Texto que partía de algún recuerdo reciente a propósito de su relación indirecta con Marcel Duchamp. “Hace escasos días y a propósito de la conmemoración de Marcel Duchamp (Marcel Duchamp ¿bautizo o entierro?), salía lateralmente a relucir el trabajo irónico-crítico y desmitificador, que sobre el artista francés, realizara Eduardo Arroyo, junto Gilles Aillaud y Antonio Recalcati en 1965: El fin trágico de Marcel Duchamp. Y ahora, días más tarde de aquello, lo que entonamos es el final, no sé si trágico, de Eduardo Arroyo”.

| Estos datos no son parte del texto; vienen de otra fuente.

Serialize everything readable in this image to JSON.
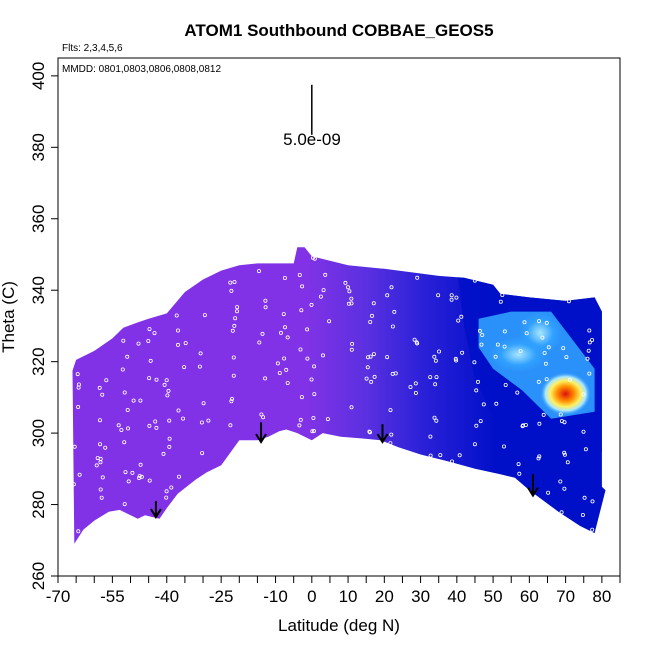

Ese mismo lunes 16 se publicaba la esquela escueta, publicada en El País por la familia, en la que sobresalía la cita de un Quevedo mortuorio y fúnebre:
Fue sueño ayer
Mañana será tierra:
Poco antes nada
Y poco después humo
Mientras que revisaba los libros disponibles en mi biblioteca, de Eduardo Arroyo, y casi por casualidad, en la misma mañana del lunes, llegaba a librerías la edición revisada del primer tomo de sus memorias Minuta de un testamento, que había aparecido en 2009 y que en 2018 se había revisado con un nuevo prólogo de Arroyo, y en un gesto más premonitorio que otra cosa. Piénsese que se reeditaba la Minuta de un testamento, cuando aún el ciclo de memorias, cerrado con Diez negritos, no ha salido a la luz pública. Donde sólo, y anteriormente, había aparecido Bambalinas (2016). Y donde yo subrayaba, como otro fogonazo suelto de recuerdos anotados, su último texto publicado Autorretrato del artista contradictorio (Babelia, 17 de febrero de 2018). Donde deja ver algunas pistas ya esbozadas en sus anteriores trabajos memorialísticos: “Me han gustado mucho El retrato de Dorian Gray y Robinson Crusoe. La primera de estas novelas comienza en el taller de un pintor; la segunda se desarrolla en una isla desierta. Es innegable: me he pasado media vida dentro de unos espacios donde pinto o escribo, en teatros para combatir la soledad y trabajar con los demás, en imprentas de arte, en talleres de cerámica. Esta ha sido mi vida. En el fondo todo esto me parece trivial. He conservado mis talleres, pero no mis casas. No quería rozarme con nadie en aquellos lugares de trabajo cuyo acceso no permitía ni a los colegas ni a los críticos de arte. Vanidad y orgullo. Tal vez. Pero también rabia frente a los elogios falos. Ya he dicho que hoy el mundo del arte no me interesa, que no tiene nada que ver con el que conocí cuando tenía 20 años
Prólogo breve el referido de la edición de 2018 de la Minuta y, tal vez acelerado, que da cuenta de algunas referencias familiares sobre su mujer Isabel Azcárate, sobrina nieta de Gumersindo Azcárate, quien en 1876, publicaba, de forma anónima, su autobiografía, llamada igualmente Minuta de un testamento. Y en el prólogo, más allá de la dedicatoria a Isabel Azcárate, aparece la aludida cita de Quevedo en torno a la muerte, que tanto le ocupaba como le preocupaba a Eduardo Arroyo. Como queda claro al atravesar las primeras líneas del texto, donde nos hacemos cargo del velo mortuorio que le otorgamos a los testamentos. Más aún afirma Arroyo: “No redactamos nuestro testamento porque tenemos miedo”. Pero ello no limita la idea insistente del testamento. Y es que “No queremos morirnos sin decir algo, sin dejar instrucciones”. Decir algo, todavía, pero las instrucciones dejadas a los herederos y supervivientes, suena como un mandato fallido o que puede fallar en esa rara posteridad.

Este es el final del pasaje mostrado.